Addressing the theme: whether one finds classical music agreeable or disagreeable, old ‘Willy S’ knew something when he wrote the oft repeated phrase: ‘If music be the food of love, play on.’ And, while I embrace most forms of (to me) ‘good’ music, must admit that classical music reaches places within me that other forms less rarely touch. Whether it’s the incredible variety which comes from the inventive mind of Shostakovich, from his Jazz Suite or his more serious pieces; or the prolific musical brain of Tchaikovsky, I welcome it with open ears and heart. The latter’s entrancing Pathetique Symphony – accused of being ‘post-Romantic sentimentality’ – while also being profound, pluck’s at this woman’s heart-strings! But the subject is vast and this is merely a thumb-print, so suffice it to say that classical music can court, woo and seduce like a lover; it can also amuse, titillate, entertain, disturb, frighten; wrap you in a warm embrace and transport you to an ‘other worldly place.’ Conversely, if you are tone deaf or have no time or ear for music, it can leave you confused and ungratified; I personally find this hugely sad. However, the musical coin has a flip side which – for me – represents disagreeable chamber music, which I find as indigestible as yesterday’s Yorkshire pudding!

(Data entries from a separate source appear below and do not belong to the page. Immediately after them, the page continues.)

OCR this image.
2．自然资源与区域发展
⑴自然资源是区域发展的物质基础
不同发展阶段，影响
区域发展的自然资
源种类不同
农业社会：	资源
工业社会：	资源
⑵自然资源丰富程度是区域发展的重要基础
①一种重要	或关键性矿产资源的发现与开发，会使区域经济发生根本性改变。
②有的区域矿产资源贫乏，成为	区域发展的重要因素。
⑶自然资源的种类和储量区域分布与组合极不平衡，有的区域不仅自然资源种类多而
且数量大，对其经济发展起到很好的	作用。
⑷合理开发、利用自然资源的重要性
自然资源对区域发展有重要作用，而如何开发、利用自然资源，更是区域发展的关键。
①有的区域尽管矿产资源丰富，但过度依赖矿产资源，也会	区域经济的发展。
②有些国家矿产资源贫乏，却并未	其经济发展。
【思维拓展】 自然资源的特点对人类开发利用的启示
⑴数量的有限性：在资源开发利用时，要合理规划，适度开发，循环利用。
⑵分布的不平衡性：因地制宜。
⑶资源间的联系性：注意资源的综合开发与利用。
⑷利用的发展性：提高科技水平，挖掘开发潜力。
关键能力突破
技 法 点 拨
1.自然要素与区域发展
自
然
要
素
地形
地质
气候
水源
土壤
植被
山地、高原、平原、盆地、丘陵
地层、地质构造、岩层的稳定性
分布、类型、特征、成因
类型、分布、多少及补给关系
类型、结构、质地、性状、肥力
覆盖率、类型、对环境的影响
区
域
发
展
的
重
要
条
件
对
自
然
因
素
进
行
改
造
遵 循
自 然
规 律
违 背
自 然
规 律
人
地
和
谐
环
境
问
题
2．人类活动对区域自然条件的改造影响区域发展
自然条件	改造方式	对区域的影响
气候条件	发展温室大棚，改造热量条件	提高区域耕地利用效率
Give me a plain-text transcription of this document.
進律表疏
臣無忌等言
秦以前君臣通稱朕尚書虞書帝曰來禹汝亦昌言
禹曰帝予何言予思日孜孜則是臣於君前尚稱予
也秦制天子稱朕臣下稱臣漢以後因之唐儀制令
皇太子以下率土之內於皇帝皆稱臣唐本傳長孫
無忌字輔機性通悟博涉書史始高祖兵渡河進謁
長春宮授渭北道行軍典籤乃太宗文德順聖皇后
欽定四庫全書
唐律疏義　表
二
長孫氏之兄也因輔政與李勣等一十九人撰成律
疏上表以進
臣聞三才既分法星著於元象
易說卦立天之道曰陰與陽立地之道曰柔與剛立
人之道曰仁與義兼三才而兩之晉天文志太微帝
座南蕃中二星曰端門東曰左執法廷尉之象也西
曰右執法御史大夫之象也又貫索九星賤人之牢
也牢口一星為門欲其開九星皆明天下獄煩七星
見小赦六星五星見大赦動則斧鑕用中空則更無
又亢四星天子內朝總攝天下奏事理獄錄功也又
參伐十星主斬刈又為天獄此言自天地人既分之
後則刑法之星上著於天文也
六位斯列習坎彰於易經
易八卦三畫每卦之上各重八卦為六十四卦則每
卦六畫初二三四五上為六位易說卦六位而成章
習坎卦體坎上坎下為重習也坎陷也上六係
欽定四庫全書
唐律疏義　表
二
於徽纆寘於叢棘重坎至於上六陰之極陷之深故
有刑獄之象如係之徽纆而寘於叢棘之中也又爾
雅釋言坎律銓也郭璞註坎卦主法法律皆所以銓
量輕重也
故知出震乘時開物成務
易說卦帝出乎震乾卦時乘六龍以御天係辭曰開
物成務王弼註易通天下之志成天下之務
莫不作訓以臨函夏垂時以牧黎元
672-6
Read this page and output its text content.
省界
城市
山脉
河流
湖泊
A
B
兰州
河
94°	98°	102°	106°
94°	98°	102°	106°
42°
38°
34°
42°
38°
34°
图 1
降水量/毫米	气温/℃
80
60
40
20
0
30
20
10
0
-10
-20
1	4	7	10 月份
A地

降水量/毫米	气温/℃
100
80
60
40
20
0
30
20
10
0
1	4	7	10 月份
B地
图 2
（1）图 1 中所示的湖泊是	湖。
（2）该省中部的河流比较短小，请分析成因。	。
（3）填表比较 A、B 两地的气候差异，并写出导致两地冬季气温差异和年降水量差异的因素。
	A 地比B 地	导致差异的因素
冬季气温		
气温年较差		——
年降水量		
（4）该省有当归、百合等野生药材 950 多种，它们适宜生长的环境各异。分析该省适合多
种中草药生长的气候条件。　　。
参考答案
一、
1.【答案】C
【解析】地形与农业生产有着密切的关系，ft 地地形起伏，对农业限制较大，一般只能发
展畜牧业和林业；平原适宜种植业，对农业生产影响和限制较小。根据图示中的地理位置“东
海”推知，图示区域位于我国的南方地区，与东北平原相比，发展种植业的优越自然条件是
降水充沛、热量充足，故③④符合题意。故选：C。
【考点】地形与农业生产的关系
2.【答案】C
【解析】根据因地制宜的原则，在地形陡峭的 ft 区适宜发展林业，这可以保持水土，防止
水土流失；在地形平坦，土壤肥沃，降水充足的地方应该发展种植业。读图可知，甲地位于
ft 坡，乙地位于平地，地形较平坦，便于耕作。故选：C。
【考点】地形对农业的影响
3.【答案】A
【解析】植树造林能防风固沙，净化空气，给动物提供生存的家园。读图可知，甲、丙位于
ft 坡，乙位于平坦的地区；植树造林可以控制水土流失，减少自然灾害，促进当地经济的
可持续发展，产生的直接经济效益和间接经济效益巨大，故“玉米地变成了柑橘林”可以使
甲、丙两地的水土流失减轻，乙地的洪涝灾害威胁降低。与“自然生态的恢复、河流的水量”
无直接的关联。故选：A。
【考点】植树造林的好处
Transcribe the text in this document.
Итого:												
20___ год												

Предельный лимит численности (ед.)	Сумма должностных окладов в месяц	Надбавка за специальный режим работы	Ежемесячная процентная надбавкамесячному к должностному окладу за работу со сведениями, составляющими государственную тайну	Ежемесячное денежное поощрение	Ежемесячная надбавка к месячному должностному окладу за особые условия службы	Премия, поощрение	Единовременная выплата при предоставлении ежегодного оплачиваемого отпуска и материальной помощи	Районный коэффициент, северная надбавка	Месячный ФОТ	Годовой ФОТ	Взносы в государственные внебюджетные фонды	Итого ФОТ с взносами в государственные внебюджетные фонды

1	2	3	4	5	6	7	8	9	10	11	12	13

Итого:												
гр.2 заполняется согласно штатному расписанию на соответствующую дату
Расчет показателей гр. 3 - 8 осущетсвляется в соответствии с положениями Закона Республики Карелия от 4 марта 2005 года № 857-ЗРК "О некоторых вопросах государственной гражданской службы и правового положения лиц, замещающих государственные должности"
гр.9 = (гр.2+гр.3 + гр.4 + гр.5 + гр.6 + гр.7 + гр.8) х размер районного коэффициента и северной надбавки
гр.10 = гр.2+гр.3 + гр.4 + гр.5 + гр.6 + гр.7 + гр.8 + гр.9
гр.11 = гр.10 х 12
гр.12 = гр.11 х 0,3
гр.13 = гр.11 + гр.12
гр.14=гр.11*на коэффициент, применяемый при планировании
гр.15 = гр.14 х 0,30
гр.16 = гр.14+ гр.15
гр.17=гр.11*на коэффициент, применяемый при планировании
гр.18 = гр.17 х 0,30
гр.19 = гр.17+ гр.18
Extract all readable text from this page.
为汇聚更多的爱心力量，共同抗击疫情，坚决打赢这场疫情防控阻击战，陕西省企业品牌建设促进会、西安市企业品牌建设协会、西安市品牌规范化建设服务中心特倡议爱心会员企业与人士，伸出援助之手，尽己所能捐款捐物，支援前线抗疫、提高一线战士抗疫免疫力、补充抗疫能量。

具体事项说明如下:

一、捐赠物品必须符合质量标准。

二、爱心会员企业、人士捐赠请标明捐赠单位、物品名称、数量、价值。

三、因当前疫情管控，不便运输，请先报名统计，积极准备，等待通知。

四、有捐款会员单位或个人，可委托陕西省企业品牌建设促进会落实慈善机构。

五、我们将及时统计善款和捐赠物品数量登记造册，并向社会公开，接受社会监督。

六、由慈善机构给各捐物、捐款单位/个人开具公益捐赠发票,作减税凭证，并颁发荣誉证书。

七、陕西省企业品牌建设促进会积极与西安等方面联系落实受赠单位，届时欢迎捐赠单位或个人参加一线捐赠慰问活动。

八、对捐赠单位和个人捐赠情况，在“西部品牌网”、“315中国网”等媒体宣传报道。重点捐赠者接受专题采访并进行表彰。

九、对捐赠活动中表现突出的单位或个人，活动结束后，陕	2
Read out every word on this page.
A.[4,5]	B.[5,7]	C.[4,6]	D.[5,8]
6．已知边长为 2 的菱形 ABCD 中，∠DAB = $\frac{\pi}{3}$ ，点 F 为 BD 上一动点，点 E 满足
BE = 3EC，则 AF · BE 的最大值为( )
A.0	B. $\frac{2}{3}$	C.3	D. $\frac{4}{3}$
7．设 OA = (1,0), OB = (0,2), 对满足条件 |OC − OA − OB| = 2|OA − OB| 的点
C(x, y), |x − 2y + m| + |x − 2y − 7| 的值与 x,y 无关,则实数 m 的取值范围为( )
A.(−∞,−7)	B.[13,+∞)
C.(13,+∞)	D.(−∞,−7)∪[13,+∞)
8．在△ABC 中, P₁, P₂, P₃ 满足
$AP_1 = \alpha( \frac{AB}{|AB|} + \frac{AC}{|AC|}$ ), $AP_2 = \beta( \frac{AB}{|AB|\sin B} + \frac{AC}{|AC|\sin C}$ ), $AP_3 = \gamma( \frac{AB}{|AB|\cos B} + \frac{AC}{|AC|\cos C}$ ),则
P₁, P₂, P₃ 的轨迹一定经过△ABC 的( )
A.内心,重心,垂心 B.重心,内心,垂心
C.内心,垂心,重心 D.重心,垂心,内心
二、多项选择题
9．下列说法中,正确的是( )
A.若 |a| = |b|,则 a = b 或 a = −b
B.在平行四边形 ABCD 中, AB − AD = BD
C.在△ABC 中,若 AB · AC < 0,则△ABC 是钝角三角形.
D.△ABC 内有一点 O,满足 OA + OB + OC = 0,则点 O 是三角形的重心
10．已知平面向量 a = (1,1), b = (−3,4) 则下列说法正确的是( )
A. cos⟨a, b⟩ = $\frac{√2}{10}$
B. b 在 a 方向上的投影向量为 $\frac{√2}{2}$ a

Serious poetry is art but is it too elitist?

While I personally know and have the utmost respect for Migel Jayasinghe and appreciate his intellectual mind and poetry tips, taste is subjective, whether one is reading poetry or a novel. Unfortunately, not everyone lives on the higher plane more erudite folk occupy, and I have grown up in the knowledge that there are and always have been lesser and greater mortals and minds on our planet, and long may that be the case. Indeed, where would the world be without intellectuals!  However, it must be agreed that many of us, even those with the keenest desire to learn, assimilate and ingest knowledge, can only digest so much. And the point is, do us ‘others’ want to get bogged down in often dense, ‘difficult’ poetry that, even after three readings, remain a conundrum Regardless of which level of poetry one aims to write or read, the subject is vast, especially for the really serious scholars, and this is where Migel scores. However – while not quite the village idiot – my own intellect seems to hover somewhere in the middle…Loving words as I do, I am perfectly happy with that and enjoy writing fairly spontaneous, sometimes witty, sometimes serious poetry. That’s not to say that they all ‘just happen’ without thought – be they simple poems or those of a more complicated nature. However, while I always bow to the clever use of words – the poetry I mostly favour has a pleasing rhythm and musicality and either amuses, entertains or informs me. While my particular poems, which are varied, may not satisfy the elitists or academics in our midst, I have had numerous poems published in newspapers, magazines, anthologies and in book form over the years, so they must have appealed to someone. I dislike distinct ‘divisions’ – after all we share this unique planet whatever bright or low wattage our brains transmit and should all try to work together to make it a better, happier place to live – but it cannot be denied that there are intellectual divisions. When it comes down to it, it’s a bit like an intellectual teaching a dog to dance. The dog may be able to master quite a few steps, but he will never manage the tango. More’s the pity…

Fully aware that we are all as different as night is to day and tastes vary enormously, there is a need and room for IT ALL. But heaven save me from having to constantly thumb through a dictionary (or ‘ask Google’) while I’m dissecting a dense poem! Viva la difference!